Lasting for just under an hour, The Arab And The Jew is a rattling collage of such moments, galloping from one scene to the next. At one point the two men strip off their dusty linen suits and engage in a boxing match. At other times they dance frantically across the stage’s sand-covered floor. And they even act out one particularly memorable scene backwards.

Staged as part of the London International Mime Festival, the piece is free of dialogue in the conventional sense, if not of speech entirely. Instead, the performers utter odd words here and there, coupled with much unintelligible murmuring and the occasional, oft-repeated interjection.

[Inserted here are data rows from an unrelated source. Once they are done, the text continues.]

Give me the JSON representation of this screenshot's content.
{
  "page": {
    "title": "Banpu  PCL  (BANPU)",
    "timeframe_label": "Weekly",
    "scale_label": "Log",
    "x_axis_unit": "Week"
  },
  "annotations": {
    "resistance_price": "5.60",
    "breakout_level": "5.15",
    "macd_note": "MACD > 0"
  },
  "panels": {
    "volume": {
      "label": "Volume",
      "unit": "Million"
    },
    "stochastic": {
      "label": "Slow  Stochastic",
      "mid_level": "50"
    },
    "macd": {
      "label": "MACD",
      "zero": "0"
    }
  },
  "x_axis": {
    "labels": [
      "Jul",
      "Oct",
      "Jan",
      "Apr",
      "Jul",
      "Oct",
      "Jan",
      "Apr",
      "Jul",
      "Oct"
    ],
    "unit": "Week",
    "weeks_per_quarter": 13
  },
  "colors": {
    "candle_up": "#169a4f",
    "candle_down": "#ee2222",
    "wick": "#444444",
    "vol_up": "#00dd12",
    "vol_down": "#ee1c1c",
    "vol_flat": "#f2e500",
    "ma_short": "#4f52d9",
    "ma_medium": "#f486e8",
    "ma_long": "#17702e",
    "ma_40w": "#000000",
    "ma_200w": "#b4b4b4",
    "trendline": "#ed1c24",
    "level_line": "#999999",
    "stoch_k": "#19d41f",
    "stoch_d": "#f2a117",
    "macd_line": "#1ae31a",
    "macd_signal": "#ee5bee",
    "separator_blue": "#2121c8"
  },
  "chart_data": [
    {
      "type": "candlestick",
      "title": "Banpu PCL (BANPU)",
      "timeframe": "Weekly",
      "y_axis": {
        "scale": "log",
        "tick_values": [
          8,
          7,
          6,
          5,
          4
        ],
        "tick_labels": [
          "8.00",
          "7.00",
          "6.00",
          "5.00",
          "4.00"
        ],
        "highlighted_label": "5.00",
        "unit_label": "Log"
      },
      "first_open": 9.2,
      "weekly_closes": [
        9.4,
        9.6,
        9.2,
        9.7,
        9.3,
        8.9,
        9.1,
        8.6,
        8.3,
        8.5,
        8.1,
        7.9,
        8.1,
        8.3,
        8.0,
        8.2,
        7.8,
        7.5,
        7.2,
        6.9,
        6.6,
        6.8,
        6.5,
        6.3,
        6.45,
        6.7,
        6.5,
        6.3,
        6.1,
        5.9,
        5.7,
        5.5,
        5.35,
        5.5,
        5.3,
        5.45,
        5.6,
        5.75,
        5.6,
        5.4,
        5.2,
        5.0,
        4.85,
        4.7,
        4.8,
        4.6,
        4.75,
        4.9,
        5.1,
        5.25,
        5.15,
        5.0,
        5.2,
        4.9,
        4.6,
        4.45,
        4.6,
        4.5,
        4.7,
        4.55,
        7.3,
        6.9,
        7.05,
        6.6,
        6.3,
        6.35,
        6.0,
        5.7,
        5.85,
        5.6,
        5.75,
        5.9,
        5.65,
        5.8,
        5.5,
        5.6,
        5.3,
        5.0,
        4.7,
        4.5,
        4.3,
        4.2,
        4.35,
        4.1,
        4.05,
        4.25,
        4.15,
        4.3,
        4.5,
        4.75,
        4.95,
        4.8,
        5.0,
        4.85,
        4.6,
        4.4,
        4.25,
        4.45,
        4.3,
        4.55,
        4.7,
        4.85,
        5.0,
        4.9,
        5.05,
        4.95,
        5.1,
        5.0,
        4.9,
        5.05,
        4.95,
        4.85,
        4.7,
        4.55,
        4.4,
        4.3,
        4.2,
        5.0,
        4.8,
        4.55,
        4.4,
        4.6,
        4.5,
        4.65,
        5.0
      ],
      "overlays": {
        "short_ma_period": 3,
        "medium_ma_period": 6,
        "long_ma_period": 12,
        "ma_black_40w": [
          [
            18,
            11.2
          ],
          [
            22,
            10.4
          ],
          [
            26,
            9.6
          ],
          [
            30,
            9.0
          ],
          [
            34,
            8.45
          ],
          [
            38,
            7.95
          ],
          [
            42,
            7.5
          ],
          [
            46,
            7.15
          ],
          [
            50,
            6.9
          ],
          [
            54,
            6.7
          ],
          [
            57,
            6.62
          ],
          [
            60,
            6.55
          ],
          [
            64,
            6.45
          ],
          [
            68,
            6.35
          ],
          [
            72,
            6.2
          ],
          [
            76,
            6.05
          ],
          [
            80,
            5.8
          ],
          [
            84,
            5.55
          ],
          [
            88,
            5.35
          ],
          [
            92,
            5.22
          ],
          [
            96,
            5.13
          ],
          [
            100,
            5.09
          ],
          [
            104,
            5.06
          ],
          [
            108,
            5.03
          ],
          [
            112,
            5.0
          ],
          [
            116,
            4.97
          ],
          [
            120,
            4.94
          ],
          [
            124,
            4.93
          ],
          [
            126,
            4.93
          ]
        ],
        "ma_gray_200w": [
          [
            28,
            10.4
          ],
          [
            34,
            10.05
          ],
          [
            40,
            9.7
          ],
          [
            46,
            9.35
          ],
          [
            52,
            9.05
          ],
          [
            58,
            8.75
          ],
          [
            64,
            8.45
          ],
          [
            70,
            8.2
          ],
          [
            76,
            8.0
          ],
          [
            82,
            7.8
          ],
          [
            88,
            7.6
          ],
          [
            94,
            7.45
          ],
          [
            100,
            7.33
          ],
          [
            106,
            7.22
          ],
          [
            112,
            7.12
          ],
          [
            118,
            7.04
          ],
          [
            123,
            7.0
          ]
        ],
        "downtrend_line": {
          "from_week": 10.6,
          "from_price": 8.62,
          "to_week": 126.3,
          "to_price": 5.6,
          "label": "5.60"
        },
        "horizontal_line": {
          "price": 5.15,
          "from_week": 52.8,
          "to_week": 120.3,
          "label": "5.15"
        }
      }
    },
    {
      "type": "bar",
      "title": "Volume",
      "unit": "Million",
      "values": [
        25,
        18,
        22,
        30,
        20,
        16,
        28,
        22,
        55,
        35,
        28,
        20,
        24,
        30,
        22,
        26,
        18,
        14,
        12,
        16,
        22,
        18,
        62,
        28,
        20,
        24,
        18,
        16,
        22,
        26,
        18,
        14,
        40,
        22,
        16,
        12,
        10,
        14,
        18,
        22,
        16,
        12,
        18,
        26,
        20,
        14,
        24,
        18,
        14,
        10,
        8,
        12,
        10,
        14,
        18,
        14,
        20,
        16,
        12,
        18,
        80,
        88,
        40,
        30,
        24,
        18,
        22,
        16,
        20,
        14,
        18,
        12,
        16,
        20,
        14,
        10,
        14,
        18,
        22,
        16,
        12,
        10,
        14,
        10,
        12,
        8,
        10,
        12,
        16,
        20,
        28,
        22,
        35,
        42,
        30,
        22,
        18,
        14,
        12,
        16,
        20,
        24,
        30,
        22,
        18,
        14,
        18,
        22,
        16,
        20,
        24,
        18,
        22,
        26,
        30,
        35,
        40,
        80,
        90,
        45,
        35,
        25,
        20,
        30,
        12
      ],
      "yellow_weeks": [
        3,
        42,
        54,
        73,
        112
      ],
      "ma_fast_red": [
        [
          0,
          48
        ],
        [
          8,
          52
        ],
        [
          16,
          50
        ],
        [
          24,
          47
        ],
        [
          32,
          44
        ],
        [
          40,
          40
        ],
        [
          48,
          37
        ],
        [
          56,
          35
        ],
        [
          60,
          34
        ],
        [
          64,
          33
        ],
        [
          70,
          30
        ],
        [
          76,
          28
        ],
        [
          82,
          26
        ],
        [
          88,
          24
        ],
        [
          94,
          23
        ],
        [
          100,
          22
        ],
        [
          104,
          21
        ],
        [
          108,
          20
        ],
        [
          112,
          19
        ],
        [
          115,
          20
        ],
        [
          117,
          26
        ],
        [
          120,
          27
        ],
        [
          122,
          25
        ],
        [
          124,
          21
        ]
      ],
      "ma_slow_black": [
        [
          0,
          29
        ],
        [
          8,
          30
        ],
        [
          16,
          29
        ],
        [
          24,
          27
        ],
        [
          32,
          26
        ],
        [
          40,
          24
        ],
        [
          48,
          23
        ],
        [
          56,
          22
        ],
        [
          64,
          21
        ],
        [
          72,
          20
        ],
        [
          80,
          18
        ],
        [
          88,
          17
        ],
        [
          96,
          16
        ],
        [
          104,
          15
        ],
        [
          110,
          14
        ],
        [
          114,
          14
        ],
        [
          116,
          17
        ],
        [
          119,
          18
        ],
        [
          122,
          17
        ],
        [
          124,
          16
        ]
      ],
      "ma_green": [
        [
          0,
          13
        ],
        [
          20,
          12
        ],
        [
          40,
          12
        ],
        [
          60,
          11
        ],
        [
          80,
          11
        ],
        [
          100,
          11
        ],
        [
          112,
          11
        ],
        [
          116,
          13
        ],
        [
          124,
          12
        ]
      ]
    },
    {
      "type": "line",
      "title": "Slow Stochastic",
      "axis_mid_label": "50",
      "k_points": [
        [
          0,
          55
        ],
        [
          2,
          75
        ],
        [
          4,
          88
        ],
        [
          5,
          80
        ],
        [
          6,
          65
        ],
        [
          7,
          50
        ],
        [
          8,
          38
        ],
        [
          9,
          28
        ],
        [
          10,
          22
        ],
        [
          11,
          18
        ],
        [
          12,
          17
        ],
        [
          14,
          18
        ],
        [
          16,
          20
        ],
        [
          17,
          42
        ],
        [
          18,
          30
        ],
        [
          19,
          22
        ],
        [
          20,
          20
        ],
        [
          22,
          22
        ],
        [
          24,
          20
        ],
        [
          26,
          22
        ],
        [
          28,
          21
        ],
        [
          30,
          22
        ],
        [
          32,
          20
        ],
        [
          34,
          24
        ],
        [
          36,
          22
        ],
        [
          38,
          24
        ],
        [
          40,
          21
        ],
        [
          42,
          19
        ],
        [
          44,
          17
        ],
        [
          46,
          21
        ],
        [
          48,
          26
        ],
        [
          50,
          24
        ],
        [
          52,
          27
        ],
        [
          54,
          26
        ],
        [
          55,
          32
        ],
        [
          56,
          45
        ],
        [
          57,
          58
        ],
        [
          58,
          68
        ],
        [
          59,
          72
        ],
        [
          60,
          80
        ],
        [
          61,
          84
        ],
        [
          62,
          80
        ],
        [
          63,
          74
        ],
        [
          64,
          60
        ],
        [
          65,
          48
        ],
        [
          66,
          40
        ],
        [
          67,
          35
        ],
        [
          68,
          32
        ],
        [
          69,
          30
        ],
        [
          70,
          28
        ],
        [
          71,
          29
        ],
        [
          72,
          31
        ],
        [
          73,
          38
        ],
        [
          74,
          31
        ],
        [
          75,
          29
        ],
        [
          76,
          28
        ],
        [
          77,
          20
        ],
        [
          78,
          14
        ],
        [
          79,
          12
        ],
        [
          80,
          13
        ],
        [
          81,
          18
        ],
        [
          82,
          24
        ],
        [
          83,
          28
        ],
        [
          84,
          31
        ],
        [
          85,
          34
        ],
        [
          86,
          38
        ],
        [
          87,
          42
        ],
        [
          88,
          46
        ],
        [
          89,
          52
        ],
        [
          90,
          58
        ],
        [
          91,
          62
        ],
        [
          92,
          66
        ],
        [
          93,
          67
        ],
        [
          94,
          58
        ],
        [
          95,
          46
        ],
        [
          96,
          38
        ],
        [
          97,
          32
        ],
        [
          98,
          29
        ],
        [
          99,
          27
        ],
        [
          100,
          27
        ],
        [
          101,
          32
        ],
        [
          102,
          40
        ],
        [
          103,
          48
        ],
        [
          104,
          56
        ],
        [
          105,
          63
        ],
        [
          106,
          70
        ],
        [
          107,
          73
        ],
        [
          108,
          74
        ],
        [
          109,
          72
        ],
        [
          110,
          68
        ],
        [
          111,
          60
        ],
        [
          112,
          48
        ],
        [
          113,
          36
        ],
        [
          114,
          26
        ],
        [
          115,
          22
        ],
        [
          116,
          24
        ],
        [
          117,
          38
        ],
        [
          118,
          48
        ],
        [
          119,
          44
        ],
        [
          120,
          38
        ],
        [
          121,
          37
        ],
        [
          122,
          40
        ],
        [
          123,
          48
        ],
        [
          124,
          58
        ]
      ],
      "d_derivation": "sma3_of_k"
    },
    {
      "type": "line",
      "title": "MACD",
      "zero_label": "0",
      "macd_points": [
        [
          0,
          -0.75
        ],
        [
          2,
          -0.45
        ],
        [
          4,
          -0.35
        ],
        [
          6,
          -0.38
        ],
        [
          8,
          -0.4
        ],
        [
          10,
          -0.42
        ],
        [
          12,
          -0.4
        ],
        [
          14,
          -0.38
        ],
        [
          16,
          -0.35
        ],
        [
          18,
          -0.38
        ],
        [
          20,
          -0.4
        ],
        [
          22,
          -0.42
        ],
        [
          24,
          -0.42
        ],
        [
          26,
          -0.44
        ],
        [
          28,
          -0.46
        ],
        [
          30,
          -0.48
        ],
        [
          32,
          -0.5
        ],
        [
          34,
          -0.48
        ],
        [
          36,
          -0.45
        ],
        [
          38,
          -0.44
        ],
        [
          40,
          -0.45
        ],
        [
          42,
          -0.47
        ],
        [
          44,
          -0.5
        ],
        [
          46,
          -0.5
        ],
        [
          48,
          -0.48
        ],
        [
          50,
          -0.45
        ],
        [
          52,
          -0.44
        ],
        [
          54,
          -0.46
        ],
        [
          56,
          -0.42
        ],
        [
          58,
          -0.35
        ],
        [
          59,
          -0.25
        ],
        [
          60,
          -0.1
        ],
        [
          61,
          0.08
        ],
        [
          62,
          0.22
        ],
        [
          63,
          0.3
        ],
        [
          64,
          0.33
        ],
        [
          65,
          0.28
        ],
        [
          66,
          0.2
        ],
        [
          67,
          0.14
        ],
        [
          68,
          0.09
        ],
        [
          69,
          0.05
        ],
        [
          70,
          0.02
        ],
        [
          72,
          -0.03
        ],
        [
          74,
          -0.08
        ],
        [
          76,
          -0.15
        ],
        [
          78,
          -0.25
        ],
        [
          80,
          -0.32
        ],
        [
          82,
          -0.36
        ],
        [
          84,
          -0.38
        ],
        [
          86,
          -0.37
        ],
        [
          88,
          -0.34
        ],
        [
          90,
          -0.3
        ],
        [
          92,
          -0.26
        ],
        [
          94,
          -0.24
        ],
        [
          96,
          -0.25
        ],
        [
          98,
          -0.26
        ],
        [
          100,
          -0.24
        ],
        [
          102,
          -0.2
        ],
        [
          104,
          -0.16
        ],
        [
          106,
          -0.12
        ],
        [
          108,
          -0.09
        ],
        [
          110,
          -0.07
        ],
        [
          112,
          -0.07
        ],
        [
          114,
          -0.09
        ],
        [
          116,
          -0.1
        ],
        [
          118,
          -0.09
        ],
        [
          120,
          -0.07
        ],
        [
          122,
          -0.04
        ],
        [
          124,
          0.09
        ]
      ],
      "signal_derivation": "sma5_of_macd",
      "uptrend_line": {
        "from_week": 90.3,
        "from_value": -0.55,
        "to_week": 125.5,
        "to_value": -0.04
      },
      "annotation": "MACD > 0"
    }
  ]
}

But, in the main, the physical dominates over the verbal; as the performers dance and tumble and claw at the ground.

The Arab and The Jew focuses on people rather than politics, layering image upon image, to create a picture of a world full of connections and divisions – sand and land, blood and oranges – a place where words have lost meaning, and noise and chaos are the only logical responses. But, though the show is full of visually memorable moments, at times it feels rather bitty and incomplete. A couple of segments also feel heavy-handed, especially a section with baby doll that feels rather out of place – a bit too obvious, a bit too literal – in what is an otherwise gloriously inventive piece.

Still, for sheer theatrical exuberance and energy this is hard to beat and, even without words, it manages to say a great deal.